Emotional facial expression modulates neural activity earlier (N170 and EPN, 150-290 ms post-stimulus onset) than both facial attractiveness and trustworthiness do (P3b, 400-700 ms). Rather than merely co-occurring at a neural level, facial attractiveness processing precedes trustworthiness processing, as shown by both onset latency data and amplitude data. Neural discrimination between “Yes” (e.g., “attractive”) and “No” (e.g., “unattractive”) decisions occurred earlier (400 ms, at least) for un/attractiveness than for un/trustworthiness in the right hemisphere, with no differences in the left hemisphere.
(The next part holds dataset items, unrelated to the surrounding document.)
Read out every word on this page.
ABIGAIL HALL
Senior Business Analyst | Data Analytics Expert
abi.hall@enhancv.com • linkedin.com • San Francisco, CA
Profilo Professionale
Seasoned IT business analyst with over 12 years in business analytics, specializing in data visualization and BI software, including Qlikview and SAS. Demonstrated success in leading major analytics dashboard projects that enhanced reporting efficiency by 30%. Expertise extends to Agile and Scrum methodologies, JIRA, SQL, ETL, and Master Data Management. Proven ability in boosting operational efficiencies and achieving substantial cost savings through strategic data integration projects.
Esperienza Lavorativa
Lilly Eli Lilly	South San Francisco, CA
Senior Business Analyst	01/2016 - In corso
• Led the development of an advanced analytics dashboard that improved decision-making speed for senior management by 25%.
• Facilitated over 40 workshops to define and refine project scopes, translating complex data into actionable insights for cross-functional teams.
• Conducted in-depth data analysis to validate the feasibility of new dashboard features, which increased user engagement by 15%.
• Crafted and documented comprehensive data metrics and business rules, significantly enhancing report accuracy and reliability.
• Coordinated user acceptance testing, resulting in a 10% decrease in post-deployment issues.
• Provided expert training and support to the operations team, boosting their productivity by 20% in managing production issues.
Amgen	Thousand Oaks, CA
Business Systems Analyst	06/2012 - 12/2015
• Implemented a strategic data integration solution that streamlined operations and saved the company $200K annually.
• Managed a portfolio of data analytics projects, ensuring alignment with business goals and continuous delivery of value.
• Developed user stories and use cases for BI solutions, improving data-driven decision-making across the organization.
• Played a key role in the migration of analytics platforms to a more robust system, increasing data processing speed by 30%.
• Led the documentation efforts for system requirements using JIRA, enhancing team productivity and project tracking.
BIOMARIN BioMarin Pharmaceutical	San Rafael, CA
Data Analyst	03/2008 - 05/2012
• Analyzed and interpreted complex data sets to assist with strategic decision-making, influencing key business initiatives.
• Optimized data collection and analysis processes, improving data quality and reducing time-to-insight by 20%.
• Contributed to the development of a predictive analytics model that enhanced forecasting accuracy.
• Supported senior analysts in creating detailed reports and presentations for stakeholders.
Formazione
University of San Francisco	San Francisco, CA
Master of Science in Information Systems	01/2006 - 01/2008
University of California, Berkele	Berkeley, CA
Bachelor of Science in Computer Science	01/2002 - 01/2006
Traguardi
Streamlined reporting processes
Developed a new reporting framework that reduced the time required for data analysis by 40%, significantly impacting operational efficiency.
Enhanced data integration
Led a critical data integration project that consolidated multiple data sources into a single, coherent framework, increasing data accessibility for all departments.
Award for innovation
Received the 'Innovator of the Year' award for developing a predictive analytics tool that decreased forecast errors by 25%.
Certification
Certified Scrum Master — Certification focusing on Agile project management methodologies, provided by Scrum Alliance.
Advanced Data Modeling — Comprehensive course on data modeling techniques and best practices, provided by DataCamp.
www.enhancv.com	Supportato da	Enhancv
Typical facial processing brain areas (e.g., IPL and FG), also right-lateralized, were involved in the observed neural time course differences. Importantly, LRP activity showing response preparation processes was equivalent for attractiveness and trustworthiness. This suggests that the neural time course differences reflect truly facial encoding processes. The time course advantage of attractiveness discrimination suggests that it might prime (and possibly bias) trustworthiness judgments.